5 Reasons Why You Should Not Quit Your Day Job to Start Your Own Business

Many of us believe that entrepreneurship--founding and running our own businesses--is the one true path to riches and the good life. Perhaps inspired by stories of legendary, self-made businessmen, old and new--from how John Gokongwei restored his family's fortune to how Injap Sia built a giant-killing fast food restaurant brand from scratch--we dream and daydream of retiring early and enjoying the rest of our lives living off the fruits of our own business ventures. Anecdotal statistics like how one out of every ten new businesses fail within a year of founding do not deter us, maybe because the promised rewards of success greatly outweigh the possibility of failure.
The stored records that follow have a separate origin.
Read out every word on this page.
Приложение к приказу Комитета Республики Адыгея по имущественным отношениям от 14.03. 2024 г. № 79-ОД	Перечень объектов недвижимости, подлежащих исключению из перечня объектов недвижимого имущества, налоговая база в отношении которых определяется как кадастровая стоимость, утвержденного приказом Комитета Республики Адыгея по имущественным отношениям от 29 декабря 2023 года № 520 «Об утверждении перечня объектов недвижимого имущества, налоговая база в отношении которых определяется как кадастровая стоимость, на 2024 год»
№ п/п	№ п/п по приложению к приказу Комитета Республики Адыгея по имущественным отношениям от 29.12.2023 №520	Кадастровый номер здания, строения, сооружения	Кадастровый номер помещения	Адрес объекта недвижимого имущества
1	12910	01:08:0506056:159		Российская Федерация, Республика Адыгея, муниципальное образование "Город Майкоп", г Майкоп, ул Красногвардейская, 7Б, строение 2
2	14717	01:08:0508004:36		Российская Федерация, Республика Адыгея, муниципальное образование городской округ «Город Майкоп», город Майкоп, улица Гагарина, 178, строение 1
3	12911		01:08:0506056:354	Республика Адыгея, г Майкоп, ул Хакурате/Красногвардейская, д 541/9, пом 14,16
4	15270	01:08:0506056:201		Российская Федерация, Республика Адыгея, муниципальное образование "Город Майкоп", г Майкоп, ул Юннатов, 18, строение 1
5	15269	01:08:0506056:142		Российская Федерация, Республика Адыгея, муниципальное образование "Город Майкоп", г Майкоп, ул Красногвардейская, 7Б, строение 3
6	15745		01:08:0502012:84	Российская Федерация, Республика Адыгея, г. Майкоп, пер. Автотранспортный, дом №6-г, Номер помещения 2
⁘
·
Contrary to popular notion, however, there are valid reasons to not get out of the rat race. A lot of us downplay the benefits of a thriving, stable, and adequately-paying career, especially given the amount of effort and hard work that is often necessary to maintain it; in wanting to become entrepreneurs we do not realize that we would have to give up this valuable asset for a risky undertaking, a trade off that unfortunately does not make sense for everyone. In this post, I present a few points that will hopefully paint a more realistic picture of entrepreneurship in our minds and help us better decide if a shift from being "someone's employee" to being "our own boss" is really the best way to go.
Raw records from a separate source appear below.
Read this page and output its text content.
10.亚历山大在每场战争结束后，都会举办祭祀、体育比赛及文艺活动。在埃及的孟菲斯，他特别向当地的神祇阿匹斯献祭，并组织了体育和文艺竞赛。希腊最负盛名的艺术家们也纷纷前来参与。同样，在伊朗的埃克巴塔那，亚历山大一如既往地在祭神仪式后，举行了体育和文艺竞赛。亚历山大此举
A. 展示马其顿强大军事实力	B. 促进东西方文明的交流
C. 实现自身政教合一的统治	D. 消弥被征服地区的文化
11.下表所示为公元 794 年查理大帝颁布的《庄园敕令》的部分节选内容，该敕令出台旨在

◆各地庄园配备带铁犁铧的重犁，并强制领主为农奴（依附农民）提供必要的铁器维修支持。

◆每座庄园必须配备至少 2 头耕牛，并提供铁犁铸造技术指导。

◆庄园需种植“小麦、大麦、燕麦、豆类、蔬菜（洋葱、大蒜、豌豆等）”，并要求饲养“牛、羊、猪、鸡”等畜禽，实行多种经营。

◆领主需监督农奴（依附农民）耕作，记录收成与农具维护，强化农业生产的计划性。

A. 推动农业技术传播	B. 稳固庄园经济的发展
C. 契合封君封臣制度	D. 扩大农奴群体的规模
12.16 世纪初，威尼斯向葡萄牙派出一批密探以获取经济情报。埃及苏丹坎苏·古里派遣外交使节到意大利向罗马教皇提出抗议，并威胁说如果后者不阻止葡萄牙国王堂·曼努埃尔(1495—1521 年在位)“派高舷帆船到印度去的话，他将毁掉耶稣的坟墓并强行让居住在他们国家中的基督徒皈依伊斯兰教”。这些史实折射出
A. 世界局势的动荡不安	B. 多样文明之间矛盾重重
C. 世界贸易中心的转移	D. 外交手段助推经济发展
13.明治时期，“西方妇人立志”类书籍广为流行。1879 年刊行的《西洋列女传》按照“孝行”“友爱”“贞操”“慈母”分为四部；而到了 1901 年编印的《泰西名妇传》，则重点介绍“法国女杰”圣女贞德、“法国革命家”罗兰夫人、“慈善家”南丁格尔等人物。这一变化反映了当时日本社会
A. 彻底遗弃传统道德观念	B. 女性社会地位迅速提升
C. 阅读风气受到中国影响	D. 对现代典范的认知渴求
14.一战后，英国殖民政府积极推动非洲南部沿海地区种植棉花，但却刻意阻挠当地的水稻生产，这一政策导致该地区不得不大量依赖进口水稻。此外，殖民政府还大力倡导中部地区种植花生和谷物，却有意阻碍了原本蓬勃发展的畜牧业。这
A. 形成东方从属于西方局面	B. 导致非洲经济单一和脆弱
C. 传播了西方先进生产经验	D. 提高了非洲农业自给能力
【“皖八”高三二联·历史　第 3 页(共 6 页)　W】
1. Sometimes the "politics" that you run into as a business person is even worse than the typical "office politics." If as an employee you're tired all the difficulties with interacting with your superiors and coworkers, as a business owner it's highly likely that you'll experience much of the same problems--if not more--with your partners, suppliers, customers, and your own employees.
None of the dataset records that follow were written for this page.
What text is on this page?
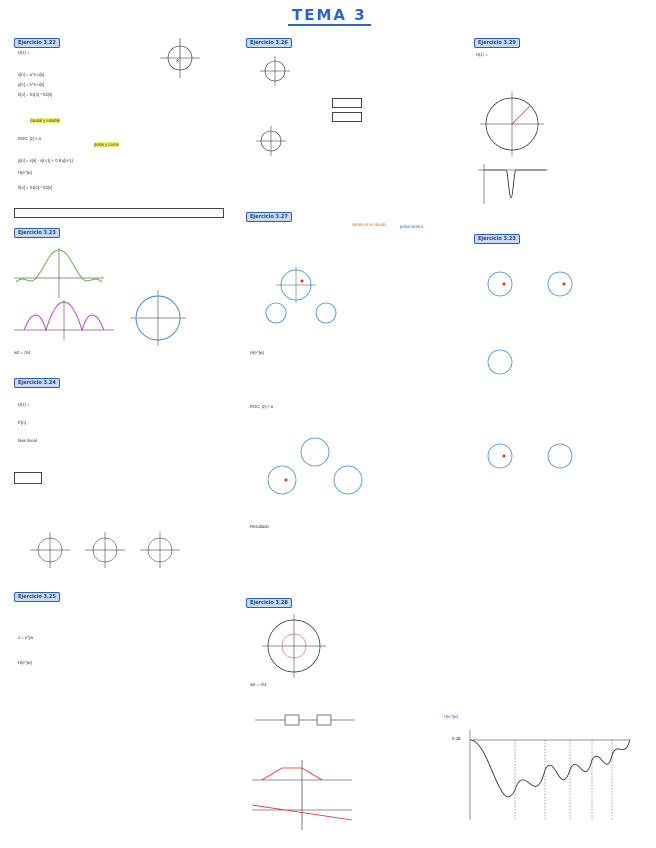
TEMA 3
Ejercicio 3.22
H(z) =
x
x[n] = a^n u[n]
y[n] = b^n u[n]
h[n] = h1[n] * h2[n]
causal y estable
ROC: |z| > a
polos y ceros
y[n] = x[n] - x[n-1] + 0,9 y[n-1]
H(e^jw)
h[n] = h1[n] * h2[n]
Ejercicio 3.23
w0 = π/4
Ejercicio 3.24
H(z) =
h'[n]
fase lineal
Ejercicio 3.25
z = e^jw
H(e^jw)
Ejercicio 3.26
Ejercicio 3.27
ceros en el circulo	polos dentro
H(e^jw)
ROC: |z| > a
Resultado
Ejercicio 3.28
w0 = π/4
Ejercicio 3.29
H(z) =
Ejercicio 3.23
H(e^jw)
0 dB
2. Your business would be much more vulnerable to economic shocks than a stable career. If the economy turns sour, as in a recession or financial crisis, an employee might lose his or her job, but a business person often stands to lose everything. Arguably, it would be easier for an employee to find a new job or source of income than for an entrepreneur to recover a lost business (which does not in any way mean the that the unemployment woes in the US and parts of Europe are trivial).

3. Not everyone will find it easy to sell something. Running your own business involves selling substantially more stuff than what a regular person normally could (or would). Unfortunately, generating revenues on such a scale takes a lot more that most of us can give. Before you even think of founding your own enterprise, try selling something--anything--to someone first and see how well it suits you.

4. Anyone who tells you that money is not an issue in founding a business is delusional. Unless you can come up with a Silicon Valley-level business concept to attract venture capital or angel investor funding, your idea won't go anywhere if you can't fund your idea yourself. And no potential partner would be willing to be a part of your venture if you can't even shoulder a portion of the risk by investing your own money. Unfortunately, it would take many of us quite a number of years of working and saving before we raise enough funds for a decent business.

5. As an employee, you're expected to be very good at one specific task and work from 9 to 5; as an entrepreneur you need to do EVERYTHING on your own 24/7. If you think you'll have more free time and a balanced life if you run your own business, you're fooling yourself. Whatever dreams of early retirement and "living the life" you may have would require a lot of effort and hard work first. In other words, if you're predisposed to laziness and half-assed work, entrepreneurship is not for you.